The market seems about like last year, with prices good for producers and not so good for customers.
“There is still a shortage of trees, and the majority of growers sell out early in the year,” Ashley said.
The roots of the shortage and resulting price increase go back to about 2000, when larger farms planted too many trees during boom years. By the time those trees were mature enough to harvest, seven to nine years for a Fraser fir, prices plummeted as the national economy bottomed out.

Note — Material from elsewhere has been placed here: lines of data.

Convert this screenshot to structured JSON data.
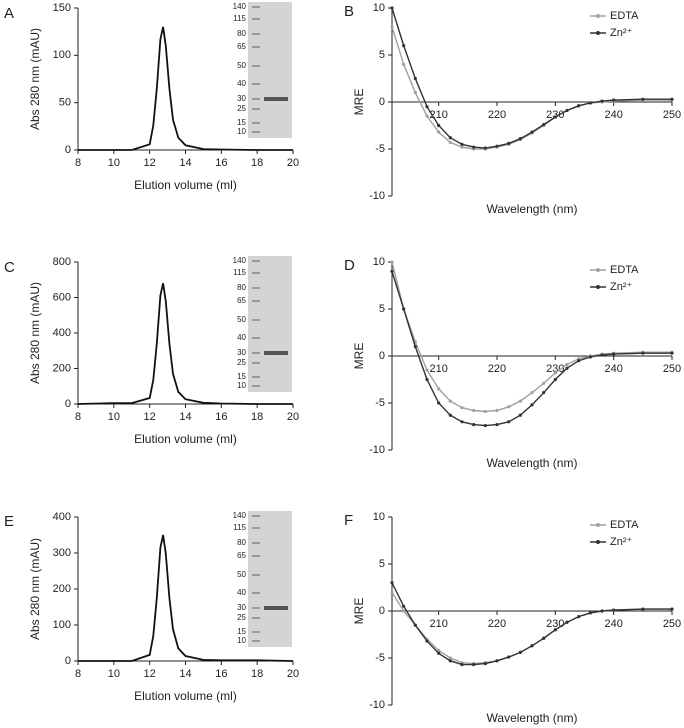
{
  "chart_data": [
    {
      "type": "line",
      "label": "A",
      "xlabel": "Elution volume (ml)",
      "ylabel": "Abs 280 nm (mAU)",
      "xlim": [
        8,
        20
      ],
      "ylim": [
        0,
        150
      ],
      "xticks": [
        8,
        10,
        12,
        14,
        16,
        18,
        20
      ],
      "yticks": [
        0,
        50,
        100,
        150
      ],
      "x": [
        8,
        10,
        11,
        12,
        12.2,
        12.4,
        12.6,
        12.75,
        12.9,
        13.1,
        13.3,
        13.6,
        14,
        15,
        16,
        18,
        20
      ],
      "values": [
        0,
        0,
        0,
        6,
        26,
        65,
        117,
        130,
        110,
        65,
        32,
        13,
        5,
        1,
        0.5,
        0,
        0
      ],
      "color": "#111111",
      "gel_markers": [
        140,
        115,
        80,
        65,
        50,
        40,
        30,
        25,
        15,
        10
      ]
    },
    {
      "type": "line",
      "label": "B",
      "xlabel": "Wavelength (nm)",
      "ylabel": "MRE",
      "xlim": [
        202,
        250
      ],
      "ylim": [
        -10,
        10
      ],
      "xticks": [
        210,
        220,
        230,
        240,
        250
      ],
      "yticks": [
        -10,
        -5,
        0,
        5,
        10
      ],
      "x": [
        202,
        204,
        206,
        208,
        210,
        212,
        214,
        216,
        218,
        220,
        222,
        224,
        226,
        228,
        230,
        232,
        234,
        236,
        238,
        240,
        245,
        250
      ],
      "legend": "upper right",
      "series": [
        {
          "name": "EDTA",
          "color": "#a0a0a0",
          "values": [
            8,
            4,
            1,
            -1.5,
            -3.2,
            -4.3,
            -4.8,
            -5,
            -5,
            -4.8,
            -4.5,
            -4,
            -3.3,
            -2.5,
            -1.6,
            -0.9,
            -0.4,
            -0.1,
            0,
            0.1,
            0.2,
            0.2
          ]
        },
        {
          "name": "Zn²⁺",
          "color": "#333333",
          "values": [
            10,
            6,
            2.5,
            -0.5,
            -2.5,
            -3.8,
            -4.5,
            -4.8,
            -4.9,
            -4.7,
            -4.4,
            -3.9,
            -3.2,
            -2.4,
            -1.6,
            -0.9,
            -0.4,
            -0.1,
            0.1,
            0.2,
            0.3,
            0.3
          ]
        }
      ]
    },
    {
      "type": "line",
      "label": "C",
      "xlabel": "Elution volume (ml)",
      "ylabel": "Abs 280 nm (mAU)",
      "xlim": [
        8,
        20
      ],
      "ylim": [
        0,
        800
      ],
      "xticks": [
        8,
        10,
        12,
        14,
        16,
        18,
        20
      ],
      "yticks": [
        0,
        200,
        400,
        600,
        800
      ],
      "x": [
        8,
        10,
        11,
        12,
        12.2,
        12.4,
        12.6,
        12.75,
        12.9,
        13.1,
        13.3,
        13.6,
        14,
        15,
        16,
        18,
        20
      ],
      "values": [
        0,
        5,
        5,
        34,
        136,
        340,
        612,
        680,
        578,
        340,
        170,
        68,
        27,
        7,
        3,
        0,
        0
      ],
      "color": "#111111",
      "gel_markers": [
        140,
        115,
        80,
        65,
        50,
        40,
        30,
        25,
        15,
        10
      ]
    },
    {
      "type": "line",
      "label": "D",
      "xlabel": "Wavelength (nm)",
      "ylabel": "MRE",
      "xlim": [
        202,
        250
      ],
      "ylim": [
        -10,
        10
      ],
      "xticks": [
        210,
        220,
        230,
        240,
        250
      ],
      "yticks": [
        -10,
        -5,
        0,
        5,
        10
      ],
      "x": [
        202,
        204,
        206,
        208,
        210,
        212,
        214,
        216,
        218,
        220,
        222,
        224,
        226,
        228,
        230,
        232,
        234,
        236,
        238,
        240,
        245,
        250
      ],
      "legend": "upper right",
      "series": [
        {
          "name": "EDTA",
          "color": "#a0a0a0",
          "values": [
            10,
            5,
            1.5,
            -1.5,
            -3.5,
            -4.8,
            -5.5,
            -5.8,
            -5.9,
            -5.8,
            -5.4,
            -4.8,
            -3.9,
            -2.9,
            -1.8,
            -0.9,
            -0.3,
            0,
            0.2,
            0.3,
            0.4,
            0.4
          ]
        },
        {
          "name": "Zn²⁺",
          "color": "#333333",
          "values": [
            9,
            5,
            1,
            -2.5,
            -5,
            -6.3,
            -7,
            -7.3,
            -7.4,
            -7.3,
            -7,
            -6.3,
            -5.2,
            -3.9,
            -2.5,
            -1.3,
            -0.5,
            -0.1,
            0.1,
            0.2,
            0.3,
            0.3
          ]
        }
      ]
    },
    {
      "type": "line",
      "label": "E",
      "xlabel": "Elution volume (ml)",
      "ylabel": "Abs 280 nm (mAU)",
      "xlim": [
        8,
        20
      ],
      "ylim": [
        0,
        400
      ],
      "xticks": [
        8,
        10,
        12,
        14,
        16,
        18,
        20
      ],
      "yticks": [
        0,
        100,
        200,
        300,
        400
      ],
      "x": [
        8,
        10,
        11,
        12,
        12.2,
        12.4,
        12.6,
        12.75,
        12.9,
        13.1,
        13.3,
        13.6,
        14,
        15,
        16,
        18,
        20
      ],
      "values": [
        0,
        0,
        0,
        17,
        70,
        175,
        315,
        350,
        298,
        175,
        88,
        35,
        14,
        3,
        2,
        2,
        0
      ],
      "color": "#111111",
      "gel_markers": [
        140,
        115,
        80,
        65,
        50,
        40,
        30,
        25,
        15,
        10
      ]
    },
    {
      "type": "line",
      "label": "F",
      "xlabel": "Wavelength (nm)",
      "ylabel": "MRE",
      "xlim": [
        202,
        250
      ],
      "ylim": [
        -10,
        10
      ],
      "xticks": [
        210,
        220,
        230,
        240,
        250
      ],
      "yticks": [
        -10,
        -5,
        0,
        5,
        10
      ],
      "x": [
        202,
        204,
        206,
        208,
        210,
        212,
        214,
        216,
        218,
        220,
        222,
        224,
        226,
        228,
        230,
        232,
        234,
        236,
        238,
        240,
        245,
        250
      ],
      "legend": "upper right",
      "series": [
        {
          "name": "EDTA",
          "color": "#a0a0a0",
          "values": [
            2,
            0,
            -1.5,
            -3,
            -4.2,
            -5,
            -5.5,
            -5.6,
            -5.5,
            -5.3,
            -4.9,
            -4.4,
            -3.7,
            -2.9,
            -2,
            -1.2,
            -0.6,
            -0.2,
            0,
            0.1,
            0.2,
            0.2
          ]
        },
        {
          "name": "Zn²⁺",
          "color": "#333333",
          "values": [
            3,
            0.5,
            -1.5,
            -3.2,
            -4.5,
            -5.3,
            -5.7,
            -5.7,
            -5.6,
            -5.3,
            -4.9,
            -4.4,
            -3.7,
            -2.9,
            -2,
            -1.2,
            -0.6,
            -0.2,
            0,
            0.1,
            0.2,
            0.2
          ]
        }
      ]
    }
  ]
}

Many growers got out of the business due to the recession of 2008-09.
“We also have worked to put together a video farm tour for Jackson County, as our farm tour was canceled for this year,” Ashley said. “It showcases a few growers and some of the research Extension has going on. It offers insight into our Christmas tree industry and showcases some of our Christmas tree growers in Jackson County.”
The link to the tour is christmastrees.ces.ncsu.edu/2020-virtual-tour.
Glenville’s Bear Valley Farm, previously Hutch’s Mountain Trees, will have 3,000 to 4,000 trees for choose-and-cut spread over about 65 acres, manager Jerry McAbee said.
“The trees are looking great,” he said. “We’ve had plenty of rainfall over the year. We never had 5-6 inches of rain at one time, it was sort of even over the year. Trees love that kind of weather. They’ve got great color and have put on more growth than I have seen in a long time.”
McAbee anticipates a strong market. The farm’s wholesale operation sold out of trees in the spring, he said.
“With the COVID crisis, well have to manage the choose-and-cut operation as best we can, follow as many of the guidelines as we can,” he said. “We’re putting in extra tractors and wagons to take people out.”
Grandy Mountain Farm & Landscaping plans to have about 1,000 trees for choose and cut, owner Ron Fowler said.
The plethora of rain has not been good for all of his trees, he said.
“The smaller seedlings, especially in areas where drainage is poor, have been affected due to too much water,” he said. “The mortality seemed to be higher in those areas. Our older trees fared OK.”
The market looks good for farmers, he said.
“There is a shortage of Christmas trees, which at this point makes it good for the farmers,” he said.
He has a COVID plan.
“We’ll follow state guidelines and have hand sanitation stations and that kind of thing,” he said.
Tom Sawyer Tree Farm and Elf Village, which offers a more immersive experience for tree shoppers, would adjust its operation as well, owner Tom Sawyer said.
Elf Village will not feature live elves this year, and kids will not sit on Santa’s lap.
“The elves couldn’t get on the plane from the North Pole,” he said.
The farm is expanding weekday hours to encourage folks to come Monday through Friday, he said.
“That way, they can spread out more and run around the farm,” he said.
His trees have grown well and have good color, Sawyer said.
“The trees don’t like drought, and they don’t like too much rain,” he said. “When there was too much water, it dried out quickly, and all the trees look good.”
Sawyer’s wholesale operation has sold out, but he still gets multiple calls a day from buyers, he said.